The emergence of these roles signals an opportunity for technology leaders to be more influential and demonstrate the value and capabilities of their existing organizations. Whether an enterprise has one or many executives leading corporate technology and digital initiatives can vary for a host of reasons, including business context and operating model, existing competency and skills, and other industry and competitive dynamics. For example, Deloitte’s 2018 global CIO survey found that organizations with $10 billion or more in revenue are more than twice as likely to have a chief digital officer as companies with revenues of $1 billion or less in revenue. But what’s more important is that, irrespective of title, the role of a technology leader today is often not merely managing the technology but also transforming organizational mindset and practices, reshaping the business, and enabling business innovation through technology — that is, being disruptive.  

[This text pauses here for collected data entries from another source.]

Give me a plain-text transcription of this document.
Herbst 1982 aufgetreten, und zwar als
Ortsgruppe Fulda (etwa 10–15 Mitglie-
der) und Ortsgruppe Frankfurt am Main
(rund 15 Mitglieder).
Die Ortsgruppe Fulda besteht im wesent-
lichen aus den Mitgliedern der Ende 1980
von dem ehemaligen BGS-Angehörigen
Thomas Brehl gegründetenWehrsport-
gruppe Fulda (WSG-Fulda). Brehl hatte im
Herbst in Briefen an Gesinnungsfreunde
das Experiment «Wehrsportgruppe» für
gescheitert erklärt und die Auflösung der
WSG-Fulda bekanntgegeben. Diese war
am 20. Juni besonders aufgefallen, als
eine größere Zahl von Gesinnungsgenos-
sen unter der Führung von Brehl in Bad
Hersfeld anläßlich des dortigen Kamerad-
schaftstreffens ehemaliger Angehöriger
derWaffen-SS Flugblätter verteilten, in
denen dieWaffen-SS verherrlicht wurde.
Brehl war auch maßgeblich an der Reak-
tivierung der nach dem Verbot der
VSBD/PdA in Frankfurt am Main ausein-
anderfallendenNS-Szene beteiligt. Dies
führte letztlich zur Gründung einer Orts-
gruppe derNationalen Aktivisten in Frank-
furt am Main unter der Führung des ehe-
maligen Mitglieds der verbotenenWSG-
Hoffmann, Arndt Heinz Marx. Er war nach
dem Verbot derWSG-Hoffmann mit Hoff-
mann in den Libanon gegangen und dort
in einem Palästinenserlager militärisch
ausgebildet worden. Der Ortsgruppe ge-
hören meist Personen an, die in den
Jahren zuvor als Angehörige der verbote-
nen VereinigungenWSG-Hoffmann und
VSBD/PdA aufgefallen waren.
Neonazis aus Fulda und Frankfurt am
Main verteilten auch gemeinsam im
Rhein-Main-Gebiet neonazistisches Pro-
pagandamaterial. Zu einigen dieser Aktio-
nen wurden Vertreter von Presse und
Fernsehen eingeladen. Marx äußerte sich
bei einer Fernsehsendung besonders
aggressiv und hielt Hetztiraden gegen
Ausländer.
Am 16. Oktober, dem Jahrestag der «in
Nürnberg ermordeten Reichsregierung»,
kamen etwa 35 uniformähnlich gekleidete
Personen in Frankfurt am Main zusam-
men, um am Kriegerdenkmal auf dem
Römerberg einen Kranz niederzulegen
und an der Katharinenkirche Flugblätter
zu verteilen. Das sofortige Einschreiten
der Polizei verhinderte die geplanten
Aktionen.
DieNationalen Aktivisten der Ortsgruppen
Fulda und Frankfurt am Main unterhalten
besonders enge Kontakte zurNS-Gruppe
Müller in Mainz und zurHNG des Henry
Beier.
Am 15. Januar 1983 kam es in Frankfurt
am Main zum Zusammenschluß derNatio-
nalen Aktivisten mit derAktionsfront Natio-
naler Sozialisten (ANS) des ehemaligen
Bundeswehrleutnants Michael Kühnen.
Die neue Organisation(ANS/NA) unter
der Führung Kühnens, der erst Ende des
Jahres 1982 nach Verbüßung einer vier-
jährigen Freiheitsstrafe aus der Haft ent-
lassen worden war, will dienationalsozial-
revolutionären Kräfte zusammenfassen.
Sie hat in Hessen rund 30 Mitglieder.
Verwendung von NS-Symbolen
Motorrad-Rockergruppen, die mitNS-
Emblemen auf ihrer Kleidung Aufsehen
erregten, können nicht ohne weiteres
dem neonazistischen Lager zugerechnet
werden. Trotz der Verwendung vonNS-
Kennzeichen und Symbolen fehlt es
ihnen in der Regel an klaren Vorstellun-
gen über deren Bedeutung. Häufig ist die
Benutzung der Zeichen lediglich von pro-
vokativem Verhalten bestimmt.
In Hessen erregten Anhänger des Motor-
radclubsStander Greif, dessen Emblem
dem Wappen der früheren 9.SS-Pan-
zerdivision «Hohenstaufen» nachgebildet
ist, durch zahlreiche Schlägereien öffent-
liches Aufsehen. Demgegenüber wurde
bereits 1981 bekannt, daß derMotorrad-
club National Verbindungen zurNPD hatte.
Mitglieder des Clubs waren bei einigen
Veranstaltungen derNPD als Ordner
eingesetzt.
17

Two-thirds of the respondents to the global CIO survey expect the primary responsibility for technology leaders in three years will be driving change and co-creating business solutions. As technology leaders embark on this journey, they will likely realize that new approaches are required if they are going to succeed. Here are three ways to take charge of disruption.

Look ahead audaciously

Without a clear mandate for change and executive support, even the most disruptive leaders can fail. The global CIO survey found that on average, CIOs spend 18 percent of the technology budget on building new business capabilities. However, for organizations we call digital vanguards—those with a clear business mandate—that percentage increases to about 25 percent. And they’re looking ahead audaciously, anticipating that almost a third of their budgets will be spent on innovation in the next three years. This budget shift will likely require radical reinvention of technology capabilities and organization and operating models to support these investments.

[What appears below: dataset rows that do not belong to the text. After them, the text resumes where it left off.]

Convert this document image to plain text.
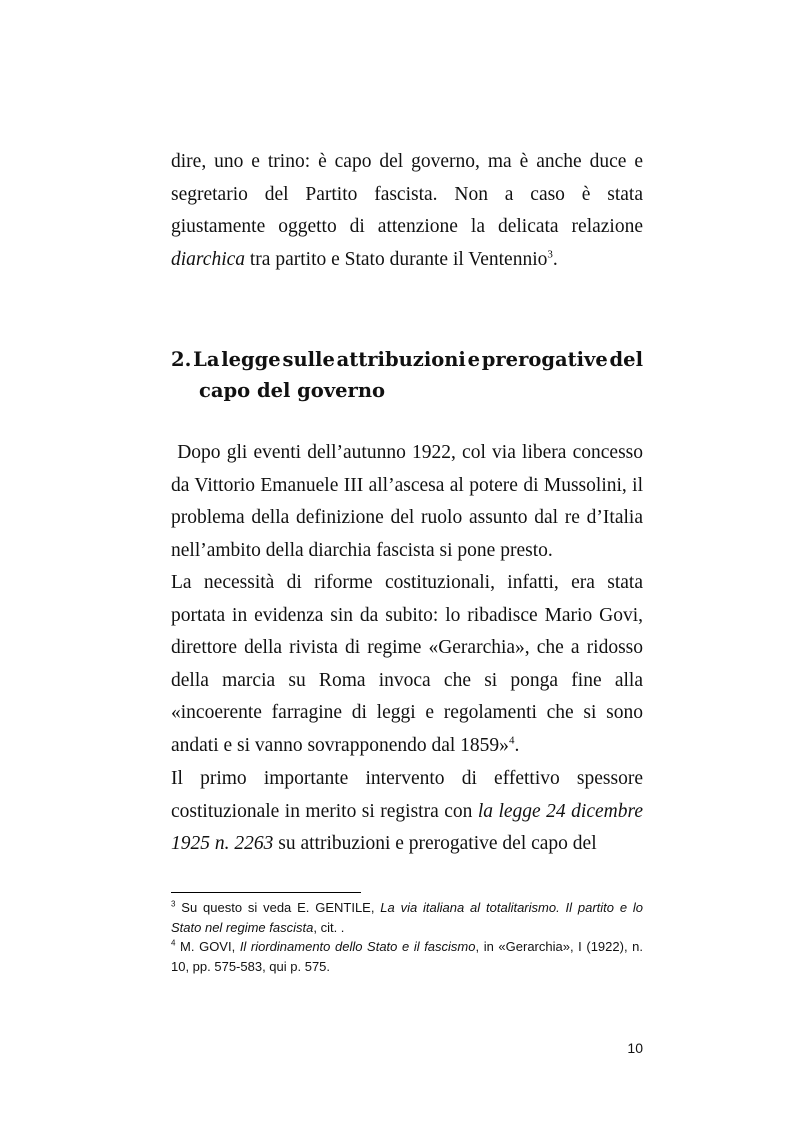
dire, uno e trino: è capo del governo, ma è anche duce e segretario del Partito fascista. Non a caso è stata giustamente oggetto di attenzione la delicata relazione diarchica tra partito e Stato durante il Ventennio$^3$.

2. La legge sulle attribuzioni e prerogative del
capo del governo

Dopo gli eventi dell’autunno 1922, col via libera concesso da Vittorio Emanuele III all’ascesa al potere di Mussolini, il problema della definizione del ruolo assunto dal re d’Italia nell’ambito della diarchia fascista si pone presto.

La necessità di riforme costituzionali, infatti, era stata portata in evidenza sin da subito: lo ribadisce Mario Govi, direttore della rivista di regime «Gerarchia», che a ridosso della marcia su Roma invoca che si ponga fine alla «incoerente farragine di leggi e regolamenti che si sono andati e si vanno sovrapponendo dal 1859»$^4$.

Il primo importante intervento di effettivo spessore costituzionale in merito si registra con la legge 24 dicembre 1925 n. 2263 su attribuzioni e prerogative del capo del

$^3$ Su questo si veda E. GENTILE, La via italiana al totalitarismo. Il partito e lo Stato nel regime fascista, cit. .

$^4$ M. GOVI, Il riordinamento dello Stato e il fascismo, in «Gerarchia», I (1922), n. 10, pp. 575-583, qui p. 575.

10
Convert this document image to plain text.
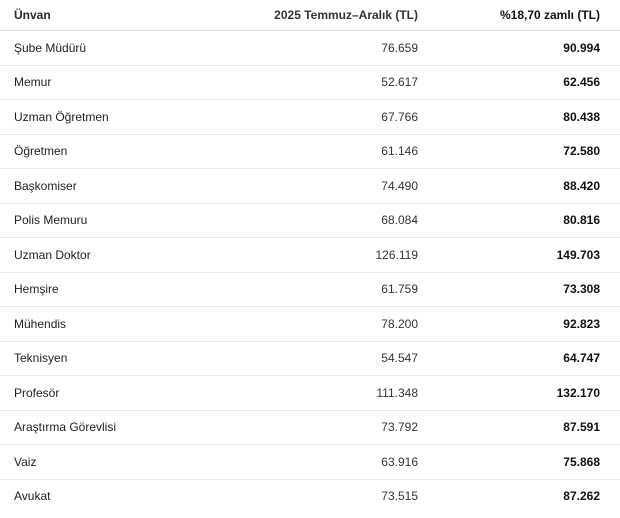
Ünvan	2025 Temmuz–Aralık (TL)	%18,70 zamlı (TL)
Şube Müdürü	76.659	90.994
Memur	52.617	62.456
Uzman Öğretmen	67.766	80.438
Öğretmen	61.146	72.580
Başkomiser	74.490	88.420
Polis Memuru	68.084	80.816
Uzman Doktor	126.119	149.703
Hemşire	61.759	73.308
Mühendis	78.200	92.823
Teknisyen	54.547	64.747
Profesör	111.348	132.170
Araştırma Görevlisi	73.792	87.591
Vaiz	63.916	75.868
Avukat	73.515	87.262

Take a new approach to talent

Rather than developing talent for years based on specific career paths or job competencies, disruptive leaders are curating talent by providing them with a breadth of experiences and training. They’re creating fluid organizational structures and agile work environments and putting people in situations where they have to rapidly acquire knowledge and expertise. Finally, these leaders recognize that the best way to engage high performers can be to offer opportunities to continue to learn new skills. One CIO developed a three-year, multimillion-dollar reskilling program in which 80 percent of the current staff will go through some training. Recognizing this is not a one-time effort, he plans to offer every technology employee two weeks of training of their choice every year, even if it’s not associated with their current work. 

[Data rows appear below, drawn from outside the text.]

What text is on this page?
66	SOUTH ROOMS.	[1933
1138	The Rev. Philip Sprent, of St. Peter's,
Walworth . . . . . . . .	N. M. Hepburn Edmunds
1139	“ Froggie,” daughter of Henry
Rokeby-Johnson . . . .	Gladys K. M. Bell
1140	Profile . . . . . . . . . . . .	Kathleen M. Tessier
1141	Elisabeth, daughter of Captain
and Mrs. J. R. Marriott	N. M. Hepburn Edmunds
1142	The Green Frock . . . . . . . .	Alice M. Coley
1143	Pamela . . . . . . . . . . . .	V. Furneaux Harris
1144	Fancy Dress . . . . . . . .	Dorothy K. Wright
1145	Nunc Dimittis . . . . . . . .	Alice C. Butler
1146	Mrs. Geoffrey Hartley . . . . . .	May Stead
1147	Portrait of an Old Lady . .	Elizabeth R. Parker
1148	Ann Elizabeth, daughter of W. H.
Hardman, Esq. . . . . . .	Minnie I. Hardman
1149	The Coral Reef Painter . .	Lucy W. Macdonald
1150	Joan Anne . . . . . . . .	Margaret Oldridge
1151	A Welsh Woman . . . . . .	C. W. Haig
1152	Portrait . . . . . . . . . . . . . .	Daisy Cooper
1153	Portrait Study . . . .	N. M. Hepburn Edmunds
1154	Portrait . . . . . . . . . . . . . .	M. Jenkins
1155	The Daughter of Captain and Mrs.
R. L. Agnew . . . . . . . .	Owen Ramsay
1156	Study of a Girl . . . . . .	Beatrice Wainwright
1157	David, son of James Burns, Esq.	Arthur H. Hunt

Employ nonfinancial metrics  

With the shift to agile teams, product mindset and minimum viable product, measures such as quality, velocity, customer experience and business value have become more important. These measures are hard to gather and quantify but are often great predictors of future trajectory and allow for quick course corrections. Continuous measurement, transparency and customer orientation can keep the organization focused on ensuring progress against key nonfinancial metrics over time. One CIO created a menu of nonfinancial metrics for executive stakeholders and asked them to select those they would like to see consistently. The CIO was able to create a custom dashboard that allows each stakeholder to see real-time progress on these indicators.